Standard 9: Care planning
Standard 9 requires that each child has an up-to-date placement plan that sets out how their assessed needs will be met during their placement. The home must work effectively with placing authorities, contribute to care planning meetings, and ensure that day-to-day care is informed by the child's individual plan. This standard connects all the others — the placement plan should address education (Standard 3), health (Standard 5), relationships (Standard 6), and safety (Standard 7) for each child. At registration, you won't yet have children in placement, so Ofsted assesses Standard 9 through your policies and procedures for care planning, your approach to placement matching, your referral and admission process, and your registered manager's understanding of the care planning framework. Your Statement of Purpose must describe how you'll approach placement planning, what information you'll require from placing authorities before accepting a referral, and how you'll ensure continuity of care. The RM interview will test whether they understand the care planning process end to end.

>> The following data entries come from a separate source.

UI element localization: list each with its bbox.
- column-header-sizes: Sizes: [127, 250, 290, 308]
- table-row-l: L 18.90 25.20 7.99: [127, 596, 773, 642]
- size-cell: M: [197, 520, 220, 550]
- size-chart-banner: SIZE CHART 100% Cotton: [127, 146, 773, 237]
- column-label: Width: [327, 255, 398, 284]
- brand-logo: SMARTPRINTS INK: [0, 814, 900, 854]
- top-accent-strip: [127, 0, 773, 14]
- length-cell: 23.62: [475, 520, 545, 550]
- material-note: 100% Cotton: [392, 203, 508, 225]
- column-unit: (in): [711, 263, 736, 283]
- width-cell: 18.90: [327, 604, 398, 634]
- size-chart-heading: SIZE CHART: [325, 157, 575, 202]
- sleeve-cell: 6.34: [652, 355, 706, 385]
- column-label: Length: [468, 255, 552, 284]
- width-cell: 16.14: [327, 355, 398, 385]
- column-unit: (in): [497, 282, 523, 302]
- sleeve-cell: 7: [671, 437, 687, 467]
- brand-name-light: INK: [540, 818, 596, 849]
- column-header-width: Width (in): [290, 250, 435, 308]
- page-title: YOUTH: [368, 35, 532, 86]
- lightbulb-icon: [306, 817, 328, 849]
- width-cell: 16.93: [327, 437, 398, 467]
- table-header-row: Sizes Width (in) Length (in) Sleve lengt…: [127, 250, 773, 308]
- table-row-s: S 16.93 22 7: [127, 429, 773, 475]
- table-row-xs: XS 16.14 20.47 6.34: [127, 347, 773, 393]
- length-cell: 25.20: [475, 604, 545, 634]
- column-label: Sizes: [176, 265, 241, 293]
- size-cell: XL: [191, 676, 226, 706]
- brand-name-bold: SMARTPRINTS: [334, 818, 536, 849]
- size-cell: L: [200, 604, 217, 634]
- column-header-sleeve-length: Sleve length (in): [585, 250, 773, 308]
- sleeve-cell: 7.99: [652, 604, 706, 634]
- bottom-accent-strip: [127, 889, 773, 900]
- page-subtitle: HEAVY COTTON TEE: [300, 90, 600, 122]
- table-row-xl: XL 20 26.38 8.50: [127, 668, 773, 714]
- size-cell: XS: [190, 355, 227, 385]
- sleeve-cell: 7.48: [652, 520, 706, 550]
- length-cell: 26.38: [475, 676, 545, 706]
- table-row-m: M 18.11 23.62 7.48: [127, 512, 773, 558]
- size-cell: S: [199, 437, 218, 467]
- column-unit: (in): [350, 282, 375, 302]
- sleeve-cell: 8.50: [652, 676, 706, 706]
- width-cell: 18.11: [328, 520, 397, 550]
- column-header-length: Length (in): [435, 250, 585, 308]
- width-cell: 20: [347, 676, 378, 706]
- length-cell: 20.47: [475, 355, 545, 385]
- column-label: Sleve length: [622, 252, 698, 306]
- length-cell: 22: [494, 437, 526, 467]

The 9 Quality Standards work as an integrated framework: Standard 9 (care planning) connects all other standards by requiring that each child's individual placement plan addresses their education, health, relationships, and safety needs.
Frequently Asked Questions
Which Quality Standards does Ofsted weight most heavily?
Standards 1 (quality and purpose of care) and 7 (protection of children) carry the most weight in Ofsted's inspection judgements. A home that fails on safeguarding (Standard 7) will be judged 'inadequate' regardless of performance against other standards. Standard 8 (leadership and management) is also critical because poor leadership undermines delivery of all other standards.
Do I need to address all 9 standards in my registration application?
Yes. Your Statement of Purpose must demonstrate how your home will meet each of the 9 standards. Your policies and procedures provide the operational detail. The registered manager must be able to discuss each standard during their Ofsted interview. At registration, you are assessed on your plans and preparedness rather than on practice with children, but the bar is still high.
How does Ofsted inspect against the Quality Standards?
Ofsted inspectors use a combination of observation, document review, and interviews. They observe staff-child interactions, review records (incident logs, supervision notes, care plans, medication records), speak to children about their experience, interview staff about their practice and training, and assess the physical environment. Each standard is evaluated against the evidence gathered during the inspection, and Ofsted forms an overall judgement of the home's effectiveness.